Choosing your LLM model, context-window and algorithm

Chathive offers the possibility to change your LLM model, the context window and the algorithm of how this model is used. This guide will help you decide what configuration is best for your use case.

Default configuration

Whenever you create a project in Chathive your project will be set to these settings:

Setting	Default value
Model	GPT 4o-mini
Context size	8k (growth tier and higher) or 4k (free trial or basic tier)
Algorithm	Default

Although these are usually good defaults, you can greatly improve performance by choosing these settings carefully based on your goals.

How to choose an LLM model

All LLM models have its strengths and weaknesses, you will always make a trade-off based on your choice.
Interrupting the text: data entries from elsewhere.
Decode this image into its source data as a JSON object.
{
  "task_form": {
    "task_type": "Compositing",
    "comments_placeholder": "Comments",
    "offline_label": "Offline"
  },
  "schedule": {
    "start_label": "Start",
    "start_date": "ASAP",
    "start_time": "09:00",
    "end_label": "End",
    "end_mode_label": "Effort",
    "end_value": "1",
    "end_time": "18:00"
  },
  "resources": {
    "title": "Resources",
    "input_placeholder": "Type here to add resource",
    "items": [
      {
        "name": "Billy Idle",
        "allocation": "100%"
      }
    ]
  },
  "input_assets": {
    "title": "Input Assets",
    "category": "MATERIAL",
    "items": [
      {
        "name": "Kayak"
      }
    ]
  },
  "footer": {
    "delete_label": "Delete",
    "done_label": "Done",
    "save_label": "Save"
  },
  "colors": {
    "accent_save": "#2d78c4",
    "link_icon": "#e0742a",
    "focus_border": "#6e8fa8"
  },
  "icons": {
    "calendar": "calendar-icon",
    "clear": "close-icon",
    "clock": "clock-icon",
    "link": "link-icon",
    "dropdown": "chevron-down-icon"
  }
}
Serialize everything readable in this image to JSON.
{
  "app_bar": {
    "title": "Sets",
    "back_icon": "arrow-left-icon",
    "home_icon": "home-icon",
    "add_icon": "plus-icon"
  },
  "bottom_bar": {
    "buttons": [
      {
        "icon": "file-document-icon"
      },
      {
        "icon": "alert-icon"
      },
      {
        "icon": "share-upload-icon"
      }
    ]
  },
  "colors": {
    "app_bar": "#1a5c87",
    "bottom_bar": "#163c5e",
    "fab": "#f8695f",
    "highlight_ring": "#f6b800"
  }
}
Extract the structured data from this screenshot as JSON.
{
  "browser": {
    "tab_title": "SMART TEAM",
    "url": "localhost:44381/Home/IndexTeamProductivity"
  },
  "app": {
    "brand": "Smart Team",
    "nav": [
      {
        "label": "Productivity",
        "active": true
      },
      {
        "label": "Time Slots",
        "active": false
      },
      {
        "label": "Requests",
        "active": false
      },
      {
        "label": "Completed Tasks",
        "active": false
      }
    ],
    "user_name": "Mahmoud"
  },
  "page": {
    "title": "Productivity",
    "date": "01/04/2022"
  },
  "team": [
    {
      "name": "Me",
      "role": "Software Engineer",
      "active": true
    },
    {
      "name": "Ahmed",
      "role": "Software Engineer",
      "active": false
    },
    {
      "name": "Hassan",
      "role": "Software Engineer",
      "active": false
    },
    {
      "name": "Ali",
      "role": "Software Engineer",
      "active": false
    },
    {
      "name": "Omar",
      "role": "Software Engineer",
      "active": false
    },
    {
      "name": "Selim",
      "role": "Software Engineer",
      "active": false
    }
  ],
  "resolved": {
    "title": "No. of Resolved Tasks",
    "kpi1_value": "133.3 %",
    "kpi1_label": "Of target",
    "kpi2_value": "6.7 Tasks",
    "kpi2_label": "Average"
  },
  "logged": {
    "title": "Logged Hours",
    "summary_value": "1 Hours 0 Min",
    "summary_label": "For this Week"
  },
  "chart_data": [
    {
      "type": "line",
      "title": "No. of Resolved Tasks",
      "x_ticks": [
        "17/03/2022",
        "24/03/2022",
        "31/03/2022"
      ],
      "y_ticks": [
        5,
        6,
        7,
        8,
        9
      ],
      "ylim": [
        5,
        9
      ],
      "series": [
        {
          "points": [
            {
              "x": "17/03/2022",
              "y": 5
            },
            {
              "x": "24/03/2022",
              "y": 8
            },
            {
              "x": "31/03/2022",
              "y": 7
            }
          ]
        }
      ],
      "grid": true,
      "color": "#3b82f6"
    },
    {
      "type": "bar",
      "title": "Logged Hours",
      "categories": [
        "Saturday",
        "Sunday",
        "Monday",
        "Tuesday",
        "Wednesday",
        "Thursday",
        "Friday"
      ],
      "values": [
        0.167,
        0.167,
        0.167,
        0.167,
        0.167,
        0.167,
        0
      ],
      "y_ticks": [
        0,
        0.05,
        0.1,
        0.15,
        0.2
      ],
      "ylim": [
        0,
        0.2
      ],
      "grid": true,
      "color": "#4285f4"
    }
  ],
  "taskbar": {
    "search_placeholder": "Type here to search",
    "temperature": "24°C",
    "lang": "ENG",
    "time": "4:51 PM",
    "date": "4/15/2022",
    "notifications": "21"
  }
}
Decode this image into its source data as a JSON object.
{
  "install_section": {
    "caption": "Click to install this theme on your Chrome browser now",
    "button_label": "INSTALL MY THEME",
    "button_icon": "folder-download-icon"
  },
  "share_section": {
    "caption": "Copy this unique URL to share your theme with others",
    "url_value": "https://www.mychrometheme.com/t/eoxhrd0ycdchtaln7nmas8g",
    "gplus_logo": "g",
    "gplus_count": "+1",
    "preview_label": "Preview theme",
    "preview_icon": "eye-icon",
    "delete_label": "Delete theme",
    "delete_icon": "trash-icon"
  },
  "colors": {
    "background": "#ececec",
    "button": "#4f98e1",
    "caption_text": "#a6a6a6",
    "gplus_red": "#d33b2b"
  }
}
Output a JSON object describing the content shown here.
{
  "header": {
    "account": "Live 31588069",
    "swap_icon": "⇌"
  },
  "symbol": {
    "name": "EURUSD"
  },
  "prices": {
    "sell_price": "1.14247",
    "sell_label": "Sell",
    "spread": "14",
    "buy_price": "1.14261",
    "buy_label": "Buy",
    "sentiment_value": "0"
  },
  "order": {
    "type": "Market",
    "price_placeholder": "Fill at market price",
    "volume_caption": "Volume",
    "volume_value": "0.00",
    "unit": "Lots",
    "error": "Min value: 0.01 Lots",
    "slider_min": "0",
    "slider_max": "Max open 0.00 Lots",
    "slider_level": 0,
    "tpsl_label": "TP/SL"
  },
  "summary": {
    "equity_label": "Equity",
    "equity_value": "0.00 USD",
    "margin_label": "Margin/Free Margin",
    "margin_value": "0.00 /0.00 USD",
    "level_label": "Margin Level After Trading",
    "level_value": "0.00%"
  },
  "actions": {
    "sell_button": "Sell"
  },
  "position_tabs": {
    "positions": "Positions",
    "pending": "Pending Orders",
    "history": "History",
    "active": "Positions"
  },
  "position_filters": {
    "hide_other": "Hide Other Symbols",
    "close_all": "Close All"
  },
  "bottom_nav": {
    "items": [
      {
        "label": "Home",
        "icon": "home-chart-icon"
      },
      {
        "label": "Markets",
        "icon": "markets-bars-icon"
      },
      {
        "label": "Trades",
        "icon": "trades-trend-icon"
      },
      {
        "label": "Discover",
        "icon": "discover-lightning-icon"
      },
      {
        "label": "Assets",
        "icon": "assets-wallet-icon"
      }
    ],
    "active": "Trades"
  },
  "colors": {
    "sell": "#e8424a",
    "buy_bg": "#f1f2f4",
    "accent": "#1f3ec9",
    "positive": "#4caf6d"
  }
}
However, your choice should be decided by these 3 factors:

Accuracy: Models with more parameters and a larger training dataset (like GPT-4o) tend to be a lot more accurate than less complex and smaller models (like GPT-4o-mini). If accuracy and reasoning is important, choose a more complex model.
Speed of generating responses: More complex models tend to require more compute and are as a result slower in generating text. GPT-4o-mini is very quick in comparison to GPT-4o.
Steerability: More complex models generally follow instructions better than less complex ones. If strict adherence to instructions is important, choose a more steerable model. Although more accurate models are typically more steerable, this is not always the case.
Price: More complex models also tend to be more expensive to run, and require more message credits to run as a result.

Model comparison

To help you decide, we have put all models into a table for you to compare and make your choice.

Model	Credits required per question	Accuracy	Steerability	Speed
GPT 3.5-Turbo DEPRECATED	1 credit	Good	Average	Fast
GPT 4o-mini	1 credit	Great	Good	Very fast
GPT 4o	5 credits	Highest accuracy	Great	Fast
GPT 4 Turbo NOT RECOMMENDED	10 credits	High accuracy	Average	Moderate
GPT 4 NOT RECOMMENDED	30 credits	Very high accuracy	Average	Very slow

We generally recommend to use GPT-4o for most use cases that require a high level of accuracy. And recommend GPT-4o-mini if you need quick replies and/or if you have a very large volume and need to cut costs.

Choosing your context window

This is a preview, this feature is currently under development and will be released soon.

Chathive allows you to choose how large of a context window to use for each message. A larger context window allows a larger amount of text from your sources for each message. It also allows longer questions to and longer replies from the AI assistant.

Larger context window for higher accuracy

We mostly recommend increasing context window for increasing accuracy of your AI assistant. With a larger context window we can provide larger snippets of text from your sources in each response. This means the model has more input to work with and tends to improve accuracy.

These are the ways a larger context window is more accurate:

More complete snippets from your sources: Smaller context windows only allow us to include small snippets of your training data as sources. Larger context windows allow us to include larger snippets, thus improving the chance that the full needed context is there for creating the answer.
Using more sources: Smaller context windows also limit the amount of sources we can include. And as a result have more chance of not including the right sources needed.
Long questions, hogging up space for sources: The longer the question of the user the less space we have for questions. If your questions are large, it will greatly reduce performance in smaller context sizes.
More conversation history: To fit as many sources as we can, we cut the conversation history short if we need that space for the sources. This results in the model knowing less of the past conversation when answering the question. Increasing context size will let the AI assistant retain more memory of the conversation.
Longer responses: Sometimes you need a long explanation for complex cases, more context allows the AI assitant. to create longer responses.

Overview of available context window’s

Model	4k	8k	16k	32k	64k	128k
GPT 3.5-turbo	✅	✅	✅
GPT-4	✅	✅	⚠️ *	⚠️ *
GPT-4-turbo	✅	✅	✅	✅	✅	✅
GPT-4o	✅	✅	✅	✅	✅	✅
GPT-4o-mini	✅	✅	✅	✅	✅	✅

⚠️ *: This symbol means it is available but at extreme costs, it's recommended to choose a more efficient model.

For pricing implications of these context windows we refer you to our message credits documentation here. However, a simple rule of thumb is x times amount of context window is a x multiplier of the cost. This means 8k will double the message credit cost over 4k and so on…

Choosing your algorithm

The last step is to decide on the algorithm to use. Algorithms are ways the model and context window is used to find sources and generate responses.

Currently, we offer 2 distinct algorithms:

Default: Use the question to find sources and feed those into the model.
Fusion algorithm: Rephrases the question a few times and uses all those rephrasings to search the database. This algorithm greatly improves the search results if the user uses different words or phrasings than are used in your AI database. It slightly increases the time it takes for the AI to start responding, as it first has to rephrase and only then can start responding.

You can view the pricing implications at our mesage credits documentation as well.